The government’s cash injection is designed to “maximise investor confidence” in the project while French state-owned power company and nuclear operator EDF works towards setting out a funding plan which satisfies investors and ministers.
In return the government will have rights to an equity stake in the development company behind the project and over the land on which EDF plans to build it. If EDF is able to secure enough investor backing to make a final investment decision on Sizewell it would reimburse the government with a stake in the project or in cash.
“The funding commitment from business and energy secretary Kwasi Kwarteng will be used to continue the development of the project which will aim to attract further financing from private investors and, subject to value for money and relevant approvals, the UK government,” the Department for Business, Energy and Industrial Strategy said in a statement.
The department said the two EPR nuclear plants planned for Sizewell C would produce 3.2 GW of electricity powering the equivalent of around six million homes, and providing increased longer-term energy resilience. “Nuclear power has a key role to play as we work to strengthen Britain’s energy security and reduce our exposure to volatile global gas prices,” it said.
Mr Kwarteng said the government’s funding would add support to the development of Sizewell C “during this important phase of negotiations as we seek to maximise investor confidence in this nationally significant project”.
“In light of high global gas prices, we need to ensure Britain’s future energy supply is bolstered by reliable, affordable, low carbon power that is generated in this country,” he said. “New nuclear is not only an important part of our plans to ensure greater energy independence, but to create high-quality jobs and drive economic growth.”
The UK government resumed talks with EDF over the nuclear project in late 2020, focusing on whether the company could prove it had learned lessons from its Hinkley Point C nuclear project in Somerset, and that a successor plant would offer the public value for money.
EDF has since embarked on a hunt for investors to help to drive down the cost for bill-payers. It is understood that EDF and the government also hope to secure enough new investment to replace Chinese state-controlled CGN, which has a 20% stake in the critical national infrastructure project. Reports have said the government is looking to push out CGN because of concerns over security.

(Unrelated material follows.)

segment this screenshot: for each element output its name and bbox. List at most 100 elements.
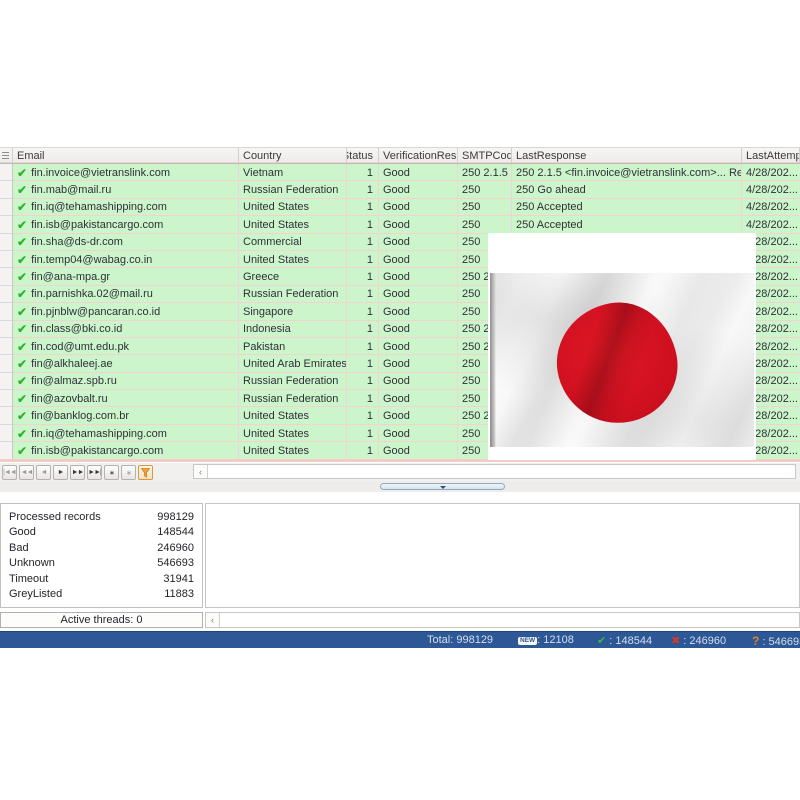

Prime minister Boris Johnson said recently that he is against “undue influence by potentially adversarial countries” in national infrastructure such as Sizewell C, but does not want to exclude all Chinese investment from the country.
The latest support has emerged months after the government put forward legislation to create a new funding regulated asset base (RAB) model to help the project attract investment at a lower cost than the Hinkley Point C project.
The RAB model will see will see households paying an upfront levy through their bills to help lower overall costs. Press reports in the UK have put this at between £10 and £15 a year on the average energy bill for 35 years.
These payments from the start of construction will avoid the build-up of interest on loans that would otherwise lead to higher costs to consumers in the future.
In October, the government announced funding of £1.7bn in Sizewell C as it pushes to replace the country’s aging reactor fleet.
Most of the UK’s existing fleet of 11 reactors, which supply about 15% of the country’s electricity, are being retired this decade, with the last one due to close in 2035. Earlier this month, Hunterston B-2 in Scotland became the latest to be permanently shut down. Hunterston B-1 was shut down in November 2021.
EDF is building Hinkley Point C in Somerset, the only new nuclear plant in the UK. Three projects – Wylfa, Moorside and Oldbury – have either been cancelled or shelved, largely because of financing problems, while Bradwell remains in the early technical stages.